El Blues, John Lee Hooker y Burnin’

El Blues es ese gran desconocido. Esa música profana surgida a partir de los espirituales y las canciones de trabajo negras en las plantaciones de algodón del sur segregacionista de EEUU en el siglo XIX. Mucha gente escucha en la actualidad prefabricaciones tales como Beyoncé o Usher sin preguntarse de donde proceden. Sin preguntarse qué sería de ellos de no haber existido tantos géneros previamente. Sin el soul y el funk, no existiría el Hip-Hop pero no es posible la total comprensión de todos sin conocer su procedencia anclada en el rhythm and blues, el gospel y el blues. Anclada en las profundidades de la América africana, en las raíces de los trabajadores afroamericanos.

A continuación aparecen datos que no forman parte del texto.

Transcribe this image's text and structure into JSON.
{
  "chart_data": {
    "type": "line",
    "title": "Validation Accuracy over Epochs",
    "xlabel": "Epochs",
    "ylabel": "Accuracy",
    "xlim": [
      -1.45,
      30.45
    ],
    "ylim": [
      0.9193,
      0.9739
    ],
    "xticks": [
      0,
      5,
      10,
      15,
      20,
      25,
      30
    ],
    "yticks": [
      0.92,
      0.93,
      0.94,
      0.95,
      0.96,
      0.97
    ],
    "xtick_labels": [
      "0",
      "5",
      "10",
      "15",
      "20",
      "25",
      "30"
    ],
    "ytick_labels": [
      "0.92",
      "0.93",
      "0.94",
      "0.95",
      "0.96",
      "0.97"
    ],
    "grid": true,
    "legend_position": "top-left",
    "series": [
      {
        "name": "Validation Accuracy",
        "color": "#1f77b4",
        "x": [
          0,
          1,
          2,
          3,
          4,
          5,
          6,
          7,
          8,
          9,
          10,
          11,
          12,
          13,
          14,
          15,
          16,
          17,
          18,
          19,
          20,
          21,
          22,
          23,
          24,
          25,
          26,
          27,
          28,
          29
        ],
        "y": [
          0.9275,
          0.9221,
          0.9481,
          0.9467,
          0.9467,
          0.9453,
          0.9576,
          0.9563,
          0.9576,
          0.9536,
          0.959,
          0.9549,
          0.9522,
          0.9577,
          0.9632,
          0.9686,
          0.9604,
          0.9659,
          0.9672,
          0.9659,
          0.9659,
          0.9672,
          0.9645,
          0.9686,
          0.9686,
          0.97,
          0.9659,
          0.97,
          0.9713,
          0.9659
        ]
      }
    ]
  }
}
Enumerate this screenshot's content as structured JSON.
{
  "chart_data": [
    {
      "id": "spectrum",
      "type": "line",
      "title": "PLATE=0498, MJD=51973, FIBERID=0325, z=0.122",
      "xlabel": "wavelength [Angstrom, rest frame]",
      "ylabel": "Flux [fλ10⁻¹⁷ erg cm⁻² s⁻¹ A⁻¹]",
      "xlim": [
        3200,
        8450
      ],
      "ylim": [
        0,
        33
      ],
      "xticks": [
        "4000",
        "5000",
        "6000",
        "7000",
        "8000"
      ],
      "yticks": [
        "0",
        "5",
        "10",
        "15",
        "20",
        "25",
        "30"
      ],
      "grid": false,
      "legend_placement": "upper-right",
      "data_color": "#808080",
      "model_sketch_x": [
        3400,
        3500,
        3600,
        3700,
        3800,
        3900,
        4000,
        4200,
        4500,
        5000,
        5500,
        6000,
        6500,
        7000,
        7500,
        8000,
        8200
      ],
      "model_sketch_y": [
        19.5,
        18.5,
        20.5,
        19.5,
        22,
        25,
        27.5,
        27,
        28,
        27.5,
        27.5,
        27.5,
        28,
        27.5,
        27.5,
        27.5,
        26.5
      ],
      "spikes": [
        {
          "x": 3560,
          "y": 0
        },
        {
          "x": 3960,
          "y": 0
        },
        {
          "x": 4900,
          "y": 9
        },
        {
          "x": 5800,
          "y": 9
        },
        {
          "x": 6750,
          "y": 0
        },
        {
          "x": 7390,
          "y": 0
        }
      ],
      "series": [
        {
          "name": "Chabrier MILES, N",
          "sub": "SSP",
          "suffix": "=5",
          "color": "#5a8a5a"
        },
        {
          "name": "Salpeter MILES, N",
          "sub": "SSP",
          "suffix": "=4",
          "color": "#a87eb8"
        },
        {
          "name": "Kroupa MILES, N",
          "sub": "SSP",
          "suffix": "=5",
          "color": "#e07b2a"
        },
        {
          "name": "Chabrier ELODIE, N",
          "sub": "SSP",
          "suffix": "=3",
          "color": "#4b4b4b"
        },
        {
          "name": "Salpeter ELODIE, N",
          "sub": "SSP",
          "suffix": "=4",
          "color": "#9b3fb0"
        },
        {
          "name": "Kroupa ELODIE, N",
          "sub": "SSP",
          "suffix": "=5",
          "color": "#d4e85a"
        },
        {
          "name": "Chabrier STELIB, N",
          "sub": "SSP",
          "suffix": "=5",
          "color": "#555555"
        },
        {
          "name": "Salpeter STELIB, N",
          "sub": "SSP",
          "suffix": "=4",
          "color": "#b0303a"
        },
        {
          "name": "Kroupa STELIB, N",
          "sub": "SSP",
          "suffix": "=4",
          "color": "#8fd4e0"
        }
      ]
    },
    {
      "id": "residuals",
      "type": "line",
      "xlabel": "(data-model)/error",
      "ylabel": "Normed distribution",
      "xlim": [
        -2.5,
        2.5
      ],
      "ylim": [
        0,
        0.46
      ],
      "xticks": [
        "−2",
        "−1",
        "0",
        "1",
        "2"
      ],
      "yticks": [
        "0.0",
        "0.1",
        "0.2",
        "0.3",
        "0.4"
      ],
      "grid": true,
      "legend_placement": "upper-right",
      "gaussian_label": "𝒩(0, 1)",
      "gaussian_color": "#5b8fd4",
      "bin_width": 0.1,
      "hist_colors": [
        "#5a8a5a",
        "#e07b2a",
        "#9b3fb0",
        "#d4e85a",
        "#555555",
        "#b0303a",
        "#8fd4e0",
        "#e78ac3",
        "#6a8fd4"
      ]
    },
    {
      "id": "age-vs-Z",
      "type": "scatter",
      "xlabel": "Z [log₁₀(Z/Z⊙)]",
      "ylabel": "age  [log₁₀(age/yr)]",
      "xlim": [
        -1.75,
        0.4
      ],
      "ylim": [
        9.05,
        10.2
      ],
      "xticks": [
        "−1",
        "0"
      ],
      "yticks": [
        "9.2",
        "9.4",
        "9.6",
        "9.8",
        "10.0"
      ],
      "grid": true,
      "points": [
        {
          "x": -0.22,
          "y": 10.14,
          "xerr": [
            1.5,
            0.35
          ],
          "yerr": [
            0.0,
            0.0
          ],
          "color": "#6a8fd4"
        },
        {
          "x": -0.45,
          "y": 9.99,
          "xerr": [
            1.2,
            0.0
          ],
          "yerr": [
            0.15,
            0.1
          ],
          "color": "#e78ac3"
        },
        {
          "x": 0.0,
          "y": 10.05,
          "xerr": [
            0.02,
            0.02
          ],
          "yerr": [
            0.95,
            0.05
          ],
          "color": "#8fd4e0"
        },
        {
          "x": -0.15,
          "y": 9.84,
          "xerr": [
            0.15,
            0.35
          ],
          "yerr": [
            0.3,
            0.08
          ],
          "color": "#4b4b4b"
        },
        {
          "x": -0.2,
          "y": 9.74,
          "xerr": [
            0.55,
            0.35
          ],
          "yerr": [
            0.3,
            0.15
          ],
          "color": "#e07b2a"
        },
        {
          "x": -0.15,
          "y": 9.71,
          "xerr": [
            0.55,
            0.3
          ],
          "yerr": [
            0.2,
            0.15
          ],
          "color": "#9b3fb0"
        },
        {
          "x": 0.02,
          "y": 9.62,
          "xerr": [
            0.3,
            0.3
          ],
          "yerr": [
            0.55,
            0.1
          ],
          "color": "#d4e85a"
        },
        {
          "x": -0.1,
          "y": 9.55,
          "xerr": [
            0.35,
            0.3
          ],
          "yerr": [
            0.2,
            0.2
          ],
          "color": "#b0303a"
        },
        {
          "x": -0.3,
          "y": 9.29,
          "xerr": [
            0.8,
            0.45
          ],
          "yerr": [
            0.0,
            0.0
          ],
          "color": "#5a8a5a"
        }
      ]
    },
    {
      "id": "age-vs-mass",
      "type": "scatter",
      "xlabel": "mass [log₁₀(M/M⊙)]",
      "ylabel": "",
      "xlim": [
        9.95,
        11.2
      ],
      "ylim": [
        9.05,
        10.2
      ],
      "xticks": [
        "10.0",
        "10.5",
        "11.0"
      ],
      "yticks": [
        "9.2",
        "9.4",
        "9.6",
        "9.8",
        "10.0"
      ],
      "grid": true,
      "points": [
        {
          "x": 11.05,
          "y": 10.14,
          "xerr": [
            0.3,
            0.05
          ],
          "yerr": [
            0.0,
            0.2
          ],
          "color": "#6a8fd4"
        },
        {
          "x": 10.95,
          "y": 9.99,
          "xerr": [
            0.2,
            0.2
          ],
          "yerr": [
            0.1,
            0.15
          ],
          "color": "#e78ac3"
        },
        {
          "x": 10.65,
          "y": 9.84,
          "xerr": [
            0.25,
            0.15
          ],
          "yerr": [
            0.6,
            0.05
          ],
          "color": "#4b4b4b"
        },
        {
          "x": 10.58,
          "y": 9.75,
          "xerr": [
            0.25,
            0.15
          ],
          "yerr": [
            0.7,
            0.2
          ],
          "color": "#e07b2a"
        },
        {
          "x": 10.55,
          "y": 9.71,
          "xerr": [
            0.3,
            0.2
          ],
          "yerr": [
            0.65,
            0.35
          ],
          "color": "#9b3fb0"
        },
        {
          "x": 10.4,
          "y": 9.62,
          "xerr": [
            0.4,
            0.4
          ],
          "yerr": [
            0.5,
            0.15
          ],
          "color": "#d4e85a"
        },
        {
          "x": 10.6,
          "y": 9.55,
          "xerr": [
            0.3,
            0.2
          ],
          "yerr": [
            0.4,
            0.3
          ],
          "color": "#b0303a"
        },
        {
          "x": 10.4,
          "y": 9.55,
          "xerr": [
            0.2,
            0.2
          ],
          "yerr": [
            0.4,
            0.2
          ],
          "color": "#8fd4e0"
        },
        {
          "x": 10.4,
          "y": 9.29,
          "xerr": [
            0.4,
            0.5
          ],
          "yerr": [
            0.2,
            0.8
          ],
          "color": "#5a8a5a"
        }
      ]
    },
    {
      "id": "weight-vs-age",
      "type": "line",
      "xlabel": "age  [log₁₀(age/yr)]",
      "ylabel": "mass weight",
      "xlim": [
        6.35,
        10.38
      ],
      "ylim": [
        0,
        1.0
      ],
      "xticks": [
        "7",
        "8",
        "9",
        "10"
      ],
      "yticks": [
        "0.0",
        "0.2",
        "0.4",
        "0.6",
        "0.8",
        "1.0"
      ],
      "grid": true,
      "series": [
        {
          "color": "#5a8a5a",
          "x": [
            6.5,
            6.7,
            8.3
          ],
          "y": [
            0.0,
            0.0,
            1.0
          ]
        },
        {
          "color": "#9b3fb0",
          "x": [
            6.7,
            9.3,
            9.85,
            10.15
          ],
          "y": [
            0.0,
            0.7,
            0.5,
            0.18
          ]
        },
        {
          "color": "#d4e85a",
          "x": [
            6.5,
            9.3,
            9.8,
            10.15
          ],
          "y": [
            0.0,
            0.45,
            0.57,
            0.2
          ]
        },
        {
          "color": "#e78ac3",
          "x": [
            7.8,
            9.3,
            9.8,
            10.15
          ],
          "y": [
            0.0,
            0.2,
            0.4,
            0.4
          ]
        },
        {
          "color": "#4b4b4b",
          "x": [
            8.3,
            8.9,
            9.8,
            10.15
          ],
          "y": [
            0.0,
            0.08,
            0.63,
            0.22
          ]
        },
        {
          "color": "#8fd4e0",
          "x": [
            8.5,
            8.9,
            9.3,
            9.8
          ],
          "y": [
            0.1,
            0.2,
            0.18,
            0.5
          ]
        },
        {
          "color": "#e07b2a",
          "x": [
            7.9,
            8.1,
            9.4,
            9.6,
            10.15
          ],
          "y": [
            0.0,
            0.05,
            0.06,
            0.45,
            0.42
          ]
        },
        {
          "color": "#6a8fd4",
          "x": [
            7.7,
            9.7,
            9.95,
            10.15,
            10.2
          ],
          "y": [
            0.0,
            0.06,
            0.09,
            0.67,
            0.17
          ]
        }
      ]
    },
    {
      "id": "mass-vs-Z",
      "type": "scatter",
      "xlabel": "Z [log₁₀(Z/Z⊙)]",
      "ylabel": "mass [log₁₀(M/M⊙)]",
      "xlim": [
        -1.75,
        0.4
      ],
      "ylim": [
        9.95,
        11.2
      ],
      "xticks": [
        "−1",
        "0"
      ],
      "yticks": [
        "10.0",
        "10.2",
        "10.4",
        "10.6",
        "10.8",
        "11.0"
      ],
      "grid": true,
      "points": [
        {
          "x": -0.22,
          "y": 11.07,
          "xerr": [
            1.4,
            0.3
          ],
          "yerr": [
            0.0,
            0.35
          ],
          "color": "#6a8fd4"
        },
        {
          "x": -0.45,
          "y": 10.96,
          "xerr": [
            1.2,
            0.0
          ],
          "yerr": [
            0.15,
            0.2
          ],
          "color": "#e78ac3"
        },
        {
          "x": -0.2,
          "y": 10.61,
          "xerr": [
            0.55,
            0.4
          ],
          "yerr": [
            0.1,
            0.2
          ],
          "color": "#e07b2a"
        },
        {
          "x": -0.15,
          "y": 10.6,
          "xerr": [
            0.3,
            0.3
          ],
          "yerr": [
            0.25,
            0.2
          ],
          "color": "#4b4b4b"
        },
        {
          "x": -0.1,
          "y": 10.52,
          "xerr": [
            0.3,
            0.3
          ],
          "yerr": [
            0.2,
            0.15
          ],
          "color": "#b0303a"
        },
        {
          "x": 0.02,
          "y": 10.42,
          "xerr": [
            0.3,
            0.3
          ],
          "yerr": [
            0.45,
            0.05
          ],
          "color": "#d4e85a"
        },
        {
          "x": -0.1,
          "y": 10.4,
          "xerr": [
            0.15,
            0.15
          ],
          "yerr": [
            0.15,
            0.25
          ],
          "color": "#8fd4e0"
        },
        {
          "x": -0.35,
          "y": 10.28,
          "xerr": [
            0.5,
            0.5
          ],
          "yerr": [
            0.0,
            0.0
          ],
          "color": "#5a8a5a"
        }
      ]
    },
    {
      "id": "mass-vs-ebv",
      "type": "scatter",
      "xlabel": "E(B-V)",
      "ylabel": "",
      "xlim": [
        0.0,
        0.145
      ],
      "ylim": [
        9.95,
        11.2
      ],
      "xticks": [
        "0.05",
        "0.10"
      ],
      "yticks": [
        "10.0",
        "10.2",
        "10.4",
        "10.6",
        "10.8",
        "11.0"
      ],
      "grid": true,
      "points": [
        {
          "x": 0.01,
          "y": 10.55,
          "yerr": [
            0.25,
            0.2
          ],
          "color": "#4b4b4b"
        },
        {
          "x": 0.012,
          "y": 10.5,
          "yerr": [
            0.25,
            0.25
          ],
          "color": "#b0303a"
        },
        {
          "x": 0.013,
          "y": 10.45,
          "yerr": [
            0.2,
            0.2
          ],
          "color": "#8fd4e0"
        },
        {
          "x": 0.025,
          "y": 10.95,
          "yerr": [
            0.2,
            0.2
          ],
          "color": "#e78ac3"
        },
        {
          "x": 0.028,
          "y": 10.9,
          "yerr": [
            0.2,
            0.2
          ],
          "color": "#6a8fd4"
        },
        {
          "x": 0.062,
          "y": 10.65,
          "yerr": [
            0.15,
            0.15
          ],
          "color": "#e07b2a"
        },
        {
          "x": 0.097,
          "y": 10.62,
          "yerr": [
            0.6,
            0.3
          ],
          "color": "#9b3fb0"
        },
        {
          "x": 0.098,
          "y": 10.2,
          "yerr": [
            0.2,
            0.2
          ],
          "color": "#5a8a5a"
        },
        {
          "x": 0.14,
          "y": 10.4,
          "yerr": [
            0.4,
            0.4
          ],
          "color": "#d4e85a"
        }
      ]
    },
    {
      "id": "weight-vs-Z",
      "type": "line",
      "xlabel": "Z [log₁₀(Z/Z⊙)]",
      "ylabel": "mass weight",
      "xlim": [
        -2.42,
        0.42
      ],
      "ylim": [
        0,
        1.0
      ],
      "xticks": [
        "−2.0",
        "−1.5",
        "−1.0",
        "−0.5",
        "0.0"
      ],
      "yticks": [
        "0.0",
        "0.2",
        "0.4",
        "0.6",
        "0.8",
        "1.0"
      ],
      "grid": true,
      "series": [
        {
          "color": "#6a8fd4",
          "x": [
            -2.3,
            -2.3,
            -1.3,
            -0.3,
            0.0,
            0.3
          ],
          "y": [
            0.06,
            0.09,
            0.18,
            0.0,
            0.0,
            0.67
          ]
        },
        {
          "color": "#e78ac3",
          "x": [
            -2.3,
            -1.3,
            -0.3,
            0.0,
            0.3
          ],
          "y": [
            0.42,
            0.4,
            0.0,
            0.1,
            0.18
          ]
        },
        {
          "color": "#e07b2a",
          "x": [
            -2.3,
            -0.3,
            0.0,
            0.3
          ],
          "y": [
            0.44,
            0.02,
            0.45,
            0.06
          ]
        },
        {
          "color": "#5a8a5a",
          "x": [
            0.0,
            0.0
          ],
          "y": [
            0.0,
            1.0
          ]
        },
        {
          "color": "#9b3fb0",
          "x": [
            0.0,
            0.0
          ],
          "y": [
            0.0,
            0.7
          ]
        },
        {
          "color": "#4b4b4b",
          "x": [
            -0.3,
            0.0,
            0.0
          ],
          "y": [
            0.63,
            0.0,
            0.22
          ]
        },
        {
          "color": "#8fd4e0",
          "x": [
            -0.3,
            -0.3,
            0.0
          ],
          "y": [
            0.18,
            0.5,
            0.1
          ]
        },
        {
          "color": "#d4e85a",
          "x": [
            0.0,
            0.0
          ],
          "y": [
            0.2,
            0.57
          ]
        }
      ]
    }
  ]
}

Hubo grandes y diversos artistas que hicieron blues desde los comienzos. Este primer tipo de blues nació en el delta del Mississippi y se caracterizaba por ser interpretado en su mayoría por un solista y su guitarra en una interacción en la que la voz y las cuerdas mantenían un apasionado diálogo. Formas de expresión contemporáneas o más tardías como el country, el folk y el jazz le deben todo al blues negro que se practicaba en el sur de EEUU hace dos siglos. Robert Johnson, Son House, Mississippi John Hurt, Skip James, Elmore James, Bukka White o Leadbelly son algunos de sus intépretes más famosos y sus primeras grabaciones datan de principios del siglo pasado. Sin embargo, existieron también varias figuras que, además de tocar acústico Delta Blues, abrieron el género a campos eléctricos tomados a partir del estilo primitivo. Este es el caso de Muddy Waters y el Chicago Blues que luego desembocara en el soul blues o, nuestro protagonista en este artículo, John Lee Hooker y su Blues de Detroit, muy similar al de Chicago. En estos estilos, el blues dejaba de ser cosa de solistas, para ampliarse a bandas ordinarias donde comenzaban a tener protagonismo los pianos, los bajos y las baterías. Desgraciadamente, el grueso del público que dice escuchar blues hoy en día se queda en la superficie y reconoce más la labor de músicos blancos (Clapton, Mayall, Ford, Moore…) que, siendo igualmente grandes, no hacen otra cosa que “copiar” lo que los negros llevaban haciendo toda la vida solo que sin éxito comercial. Es un ejemplo más de esa máxima que en música no falla: “Los negros inventan, los blancos copian”.

La carrera de Hooker comenzó en 1948 tocando blues acústico o Delta Blues, pero a los pocos años se fue viendo también influenciado por el blues eléctrico que Muddy Waters estaba comenzando a introducir. Ejemplo de esta influencia es “Burnin’”, su disco de 1961. Publicado por la discográfica Vee Jay, supone uno de sus trabajos más importantes. En él podemos escuchar a un Hooker flanqueado por una excelsa banda (batería, bajo, segunda guitarra, piano y saxo tenor) y tocando temas tan conocidos como el posteriormente archiversionado “Boom Boom” de su propia cosecha y donde destaca el pianista Joe Hunter, además de la guitarra del propio Hooker o el sublime “Blues Before Sunrise” del no menos magnífico Leroy Carr que versionara en su “From The Cradle” el británico Eric Clapton. Esto es blues desde las raíces, pero enfocado desde la perspectiva eléctrica que da la evolución del género. No puedes pretender comprender correctamente la historia de la música sin haber escuchado previamente algo de blues en general y de John Lee Hooker en particular. El blues te hace ver las cosas desde otra dimensión totalmente alejada de la superficialidad. Y Hooker es el emperador supremo de esa dimensión. Dios salve la figura del bluesman.